Research

Biomaterials are derived from the meaning of materials that are in direct contact with living things. It can be defined as a substance that is used in close contact with a living body without adversely affecting the living body. Among the properties required as a biomaterial, an essential property is biocompatibility, and mechanical, physical properties and moldability are required depending on the purpose and purpose of use.

Biomaterials are used to replace damaged or dysfunctional human tissues and organs in direct contact with living tissues as a means of diagnosis, treatment and prevention of diseases. The use of biomaterials can be used for heart valves, artificial joints, surgical materials used in surgery, drug delivery systems (DDS), and organ transplants.

In this laboratory, we are conducting research on natural polymer-based biodegradable and biocompatible medical sealants, long-term adhesion expansion stents, and cell co-culture membrane materials as tissue adhesion materials.

Biodegradable polymers are chemically degradable. It is one of the types of polymers that are decomposed into natural by-products such as carbon dioxide, nitrogen, water, biomass, and inorganic salts.

As a recent issue, plastics that remain in the aquatic environment are decomposed into micro- or nano-sized plastics, which adversely affects marine life and sediments. Since these plastics are made of non-biodegradable synthetic polymers, biodegradable plastic materials in aquatic environments need to be developed. As a recent trend in Korea, biodegradable plastics are being studied by various companies. These research trends require sustainable development.

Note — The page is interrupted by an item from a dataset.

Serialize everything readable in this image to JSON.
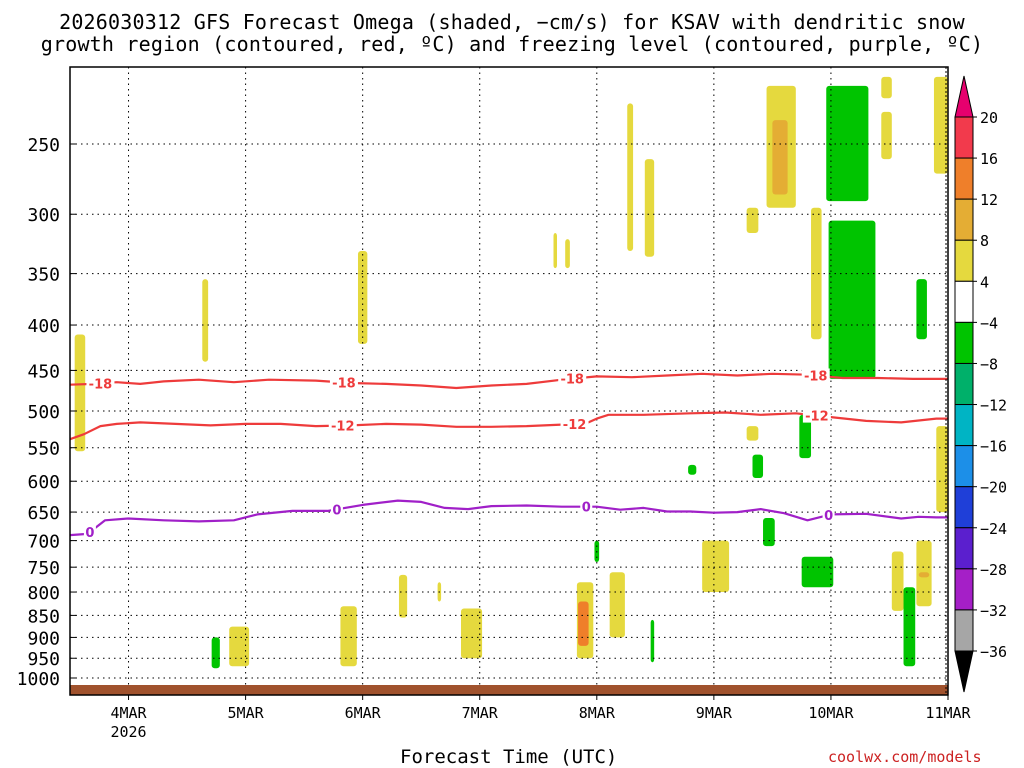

In this laboratory, we are conducting research on immobilization of hydrogels with biodegradable characteristics to control the release of marine organisms into the aquatic environment.

Flexible materials refer to soft materials. It is intermediate between a solid and a liquid, and the bonding energy between molecules is low, so it is a material that easily responds to external stimuli.

Flexible materials are commonly found in our daily life. These include toothpaste (gel), cosmetics (emulsion), shaving foam (foam), milk (emulsion), orange juice (suspension), colloids (colloids), and liquid crystals. Recently, the development of smart material, active material, programmable material, and soft robot using soft materials is being actively carried out.

In this laboratory, we are conducting research using a polymer hydrogel that contains an excess of moisture and forms a three-dimensional network. We are conducting research on the development and research of 3D printer systems using high-strength polyampholyte hydrogels, and studies on the uniformity of coating on concrete structures using the spray coating technique of nanocomposite hydrogels.

Recently, various solutions have been proposed as environmental pollution has become more severe, and various environmental materials are being studied a lot to overcome environmental pollution.

Materials made for human convenience are exposed to numerous natural environments, destroying and damaging nature. This is a situation that has come back to us humans and is having an adverse effect. As a result of various natural destruction, desertification caused by complex factors such as overgrazing, deforestation, environmental pollution, etc. There is this.

In this laboratory, we develop and apply superabsorbent polymer (SAP) to prepare for and recover from desertification, develop an absorbent that selectively absorbs oil in the aquatic environment due to an oil spill accident, and artificial sea to overcome the destruction of the ecosystem due to the decrease in the number of seaweeds. We are conducting research on the development of a forest formation system.

Developed cost-effective method to detect nanoplastics via Surface-enhanced Raman scattering (SERS). Substrate detects sparkling nanoplastics; darkfield-based strategy allows single point detection. Point-by-point detection of single nanoplastics offers cost and time-saving benefits. Used to detect PP nanoplastics in lab equipment, PE nanoplastics in paper cup, and natural nanoplastics in seawater

This study used polydimethylsiloxane (PDMS) membranes for flexible substrates, Ag nanowires (AgNWs) to form nanopores, and PDMS-polyethylene glycol (PEG) block copolymer (BCP) to improve solvent application. The SERS substrates were able to detect rhodamine 6G (R6G) probes with a limit of detection (LOD) of 7.06 × 10− 11 M, and were mechanically stable under various conditions such as bending, stretching, and torsion. The nano-pores of the SERS substrates could separate polystyrene (PS) particles from the solution, and filtered particles were visually distinguishable from AgNWs using a dark field microscope. The flexibility of the SERS substrates also allows for swab sampling of irregular surfaces.